Viele namhafte Künstler
gastierten mit abwechslungsreichen Vorstellungen bei den Festspielen. Der
provokanteste Regisseur Moskaus, Roman Viktjuk, zeigte zwei Produktionen
seines gleichnamigen Theaters: Oscar Wildes Salomé und eine
Adaptierung von Bulgakows Roman Der Meister und Margarita. Der seit
mehreren Jahren in der Ukraine lebende gebürtige moldauische Choreograf Radu
Poclitaru bot mit dem Kiew Modern Ballett zwei seiner unkonventionellen
Tanzdemonstrationen: Peters Vaskis Underground und eine
Tschechow-Adaption vom Krankenzimmer Nr. 6. Auch der rumänische
Regisseur Radu Afrim, in Deutschland bekannt durch seine Inszenierung Das
Ende des Regens von Andrew Bovell 2011 am Münchner Residenztheater, war
ebenfalls zwei Mal vertreten, mit Miriam W von Savyon Liebrecht und
Fausto Paravidinos Die Krankheit der Familie M.
KulturPreis Europa 2012
In
dieser kulturellen "Reise" quer durch Europa über Russland nach Asien war
die moldauische Theaterschule durch den Regisseur Vlad Ciobanu und seiner
Inszenierung von Witold Gombrowiczs Yvonne, die Burgunderprinzessin,
vertreten. Für das Finale sorgten der Initiator Val Butnaru als Autor und
Direktor Petru Vutcărău als Regisseur mit einer Wiederaufnahme der
Inszenierung Josef und seine Geliebte von 1992. "Nach zwanzig Jahren
hat der Text nichts von seiner Aktualität eingebüßt", schrieb die
Theaterkritikerin Larisa Ungureanu für Hotnews.md.
Bleibt noch das
unvermeidbare Thema des Zustandes der Theaterhäuser in Chişinău. 2010
feierte das Gastgebertheater sein 20-jähriges Bestehen. Trotzdem fehlt dem
Theaterhaus "Eugène Ionesco", das in einem ehemaligen Kino untergebracht
ist, die gesamte technische Ausstattung, die für die Dauer des Festivals
gemietet werden musste. Umso mehr ist Vutcărăus Beständigkeit
bewundernswert, das Theater und vor allem das Festival weiter zu gestalten.
Gerade
darin liegt die Anerkennung des Kulturforums Europa, das durch seinen
Präsidenten Dieter Topp dem Festivaldirektor den KulturPreis Europa 2012
(eine Schale aus Meissner Porzellan) bei der Eröffnungsfeier überreichte.

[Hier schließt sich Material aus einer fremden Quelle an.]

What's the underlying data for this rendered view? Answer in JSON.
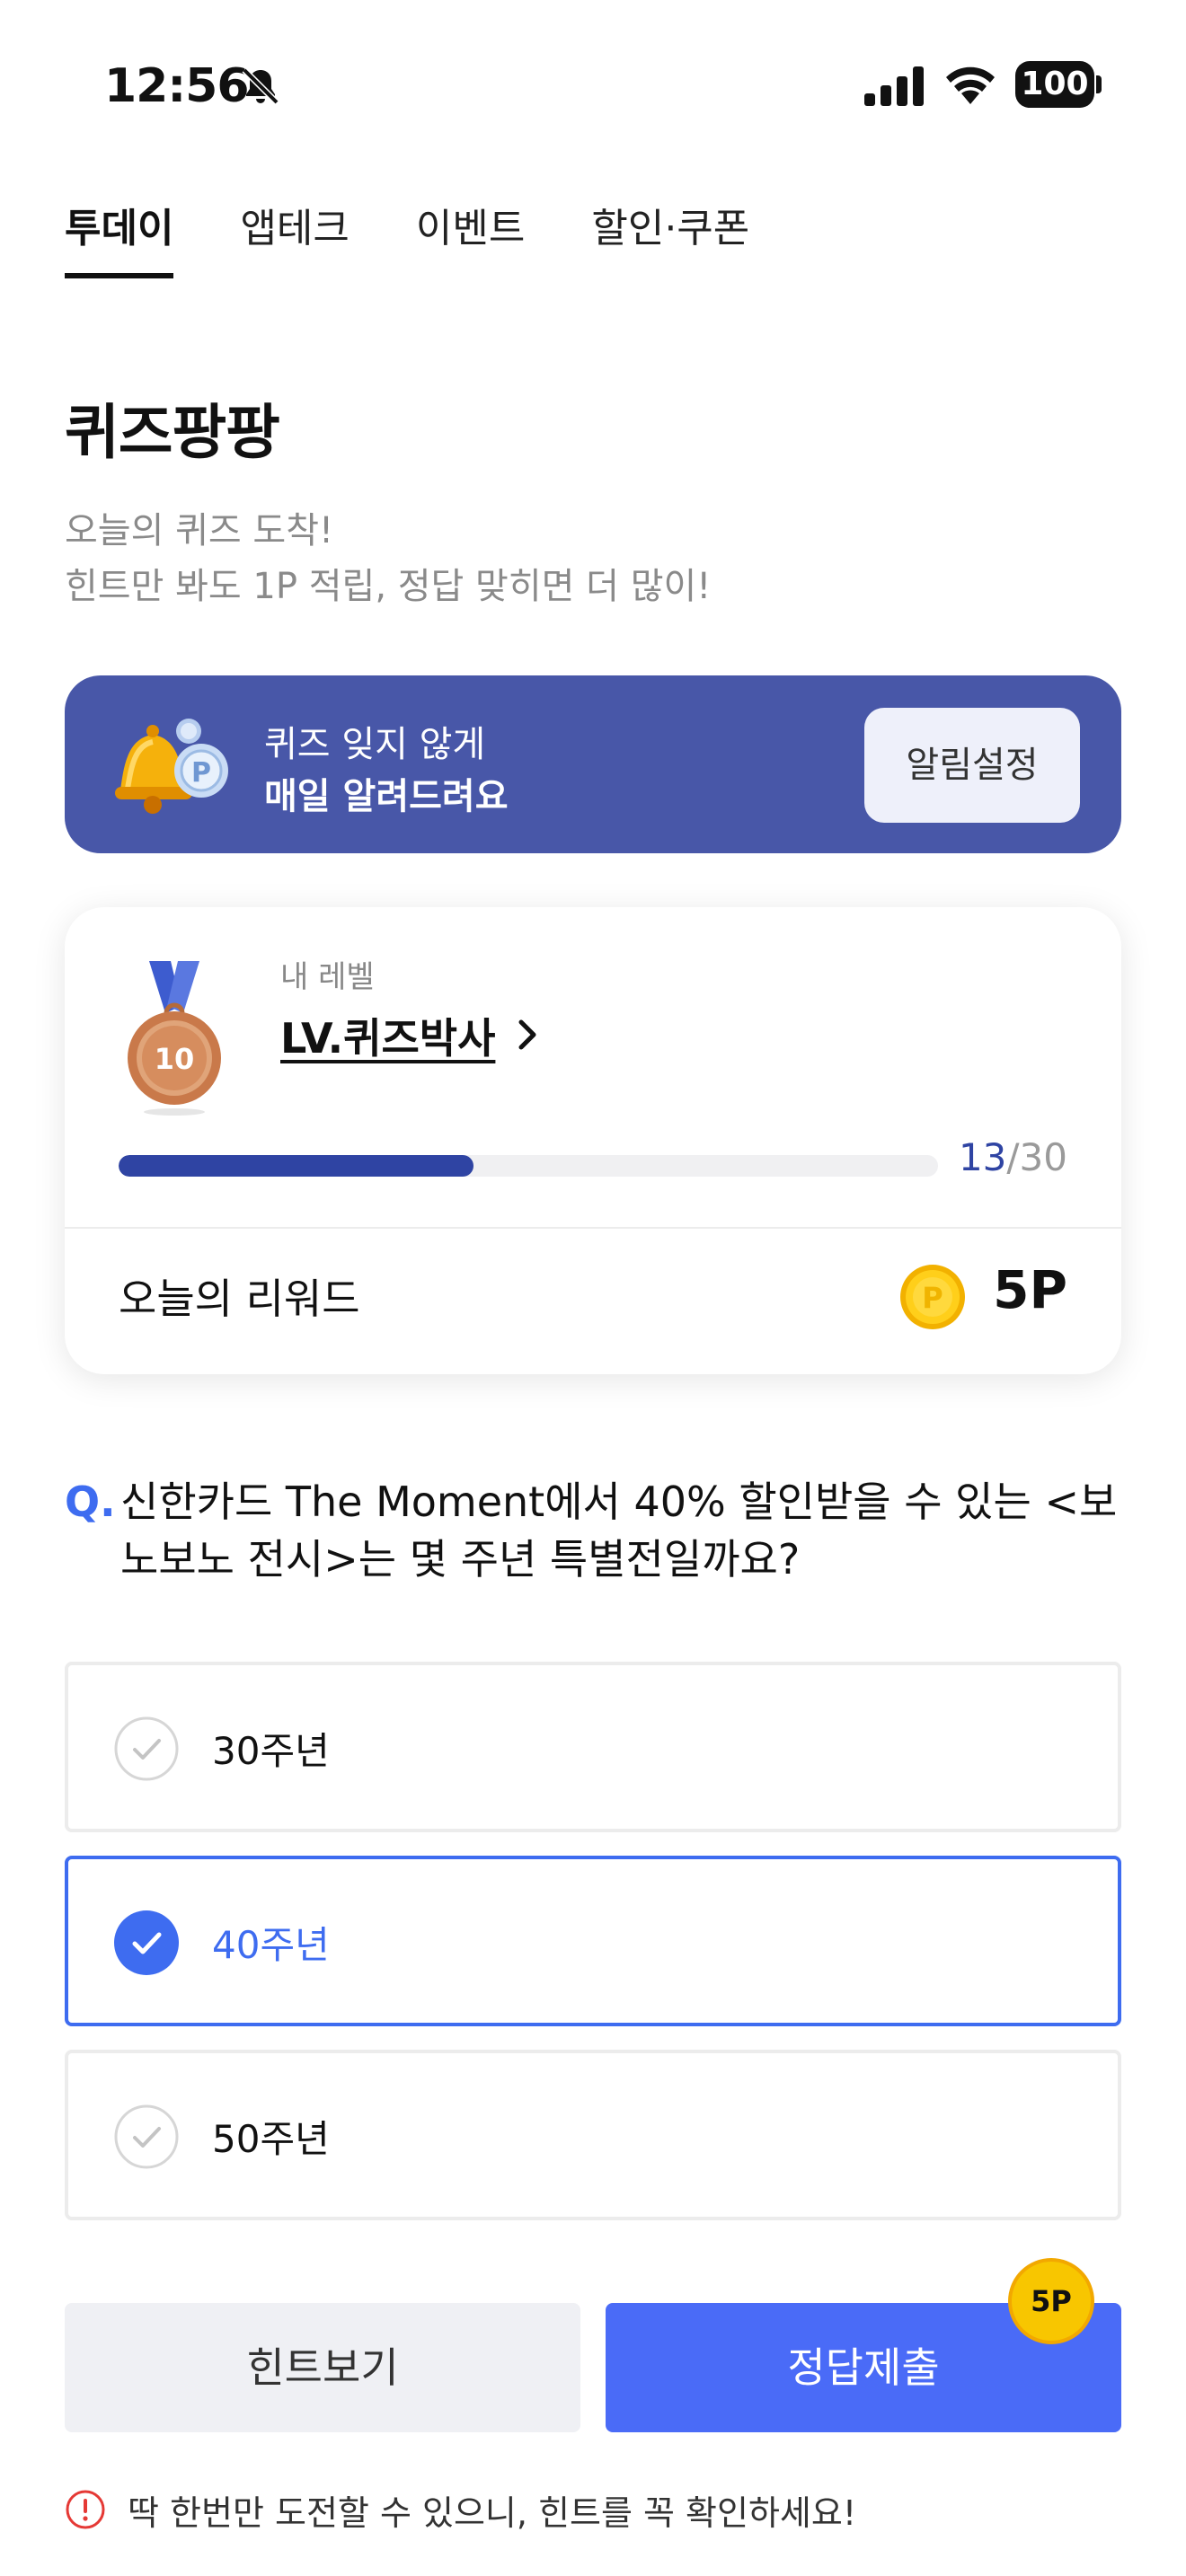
{
  "status_bar": {
    "time": "12:56",
    "battery": "100",
    "icons": [
      "bell-slash-icon",
      "cellular-signal-icon",
      "wifi-icon",
      "battery-icon"
    ]
  },
  "tabs": [
    {
      "label": "투데이",
      "active": true
    },
    {
      "label": "앱테크",
      "active": false
    },
    {
      "label": "이벤트",
      "active": false
    },
    {
      "label": "할인·쿠폰",
      "active": false
    }
  ],
  "page": {
    "title": "퀴즈팡팡",
    "subtitle_line1": "오늘의 퀴즈 도착!",
    "subtitle_line2": "힌트만 봐도 1P 적립, 정답 맞히면 더 많이!"
  },
  "banner": {
    "line1": "퀴즈 잊지 않게",
    "line2": "매일 알려드려요",
    "button_label": "알림설정",
    "background": "#4857a8"
  },
  "level_card": {
    "label": "내 레벨",
    "level_name": "LV.퀴즈박사",
    "medal_number": "10",
    "progress_current": "13",
    "progress_separator": "/",
    "progress_total": "30",
    "progress_fraction": 0.433,
    "reward_label": "오늘의 리워드",
    "reward_value": "5P",
    "coin_symbol": "P"
  },
  "question": {
    "prefix": "Q.",
    "text": "신한카드 The Moment에서 40% 할인받을 수 있는 <보노보노 전시>는 몇 주년 특별전일까요?"
  },
  "options": [
    {
      "label": "30주년",
      "selected": false
    },
    {
      "label": "40주년",
      "selected": true
    },
    {
      "label": "50주년",
      "selected": false
    }
  ],
  "actions": {
    "hint_label": "힌트보기",
    "submit_label": "정답제출",
    "submit_badge": "5P"
  },
  "warning": {
    "text": "딱 한번만 도전할 수 있으니, 힌트를 꼭 확인하세요!"
  },
  "colors": {
    "accent": "#3e6cf0",
    "submit": "#4a6bf7",
    "progress": "#2f44a3",
    "warning": "#e53935",
    "coin": "#f8c600"
  }
}
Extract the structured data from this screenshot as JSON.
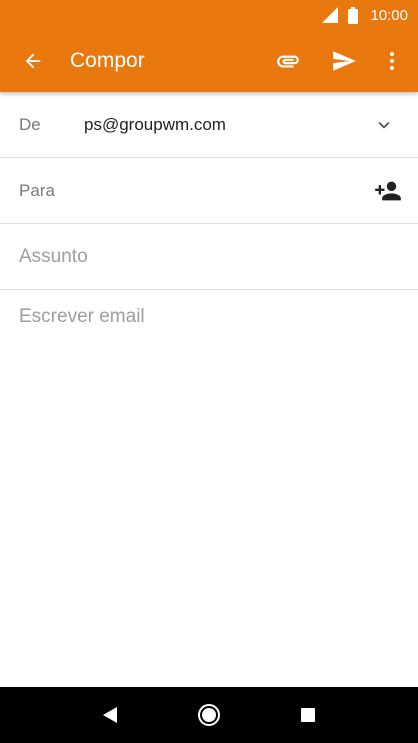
{
  "status_bar": {
    "time": "10:00",
    "icons": [
      "cellular-signal-icon",
      "battery-icon"
    ]
  },
  "app_bar": {
    "title": "Compor",
    "background_color": "#E9790F",
    "icons": [
      "back-arrow-icon",
      "attachment-icon",
      "send-icon",
      "more-vert-icon"
    ]
  },
  "compose": {
    "from_label": "De",
    "from_value": "ps@groupwm.com",
    "to_label": "Para",
    "to_value": "",
    "subject_placeholder": "Assunto",
    "subject_value": "",
    "body_placeholder": "Escrever email",
    "body_value": ""
  },
  "nav_bar": {
    "icons": [
      "back-triangle-icon",
      "home-circle-icon",
      "recents-square-icon"
    ]
  }
}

"BITEI und Petru Vutcărău erhalten 2012 den Preis als Vermittler in einem
kleinen Land mit großer Bedeutung zwischen Ost und West", kündigte Topp an
und fuhr fort, "sie fördern interkulturelle Verständigung, Akzeptanz,
Toleranz und bringen Menschen zusammen. Die zahlreichen verschiedenen Mottos
der Festivalausgaben wie Tradition und Moderne, Interferenzen,
Theater ohne Grenzen, Zwischen Orient und Abendland,
Begegnungen, Für eine bessere Welt, sind die offenkundigen
Slogans eines reichhaltigen Theaterprogramms, Zeugen einer breiten Auswahl
und großen Vielfalt von Unterhaltung bis zu zeitgenössischen
politisch-kritischen Theaterformen". Fazit: Seit 18 Jahren ist BITEI der
beste Kulturbotschafter der Republik Moldau im Ausland. Umso erfreulicher
war die Bekanntgabe Vutcărăus bei der Schlussfeier: Ab 2013 wird das
Festival jährlich unter dem neuem Namen FESTEI (Internationales Festival des
Theaters "Eugène Ionesco") seinen unwiderstehlichen Zauber entfalten.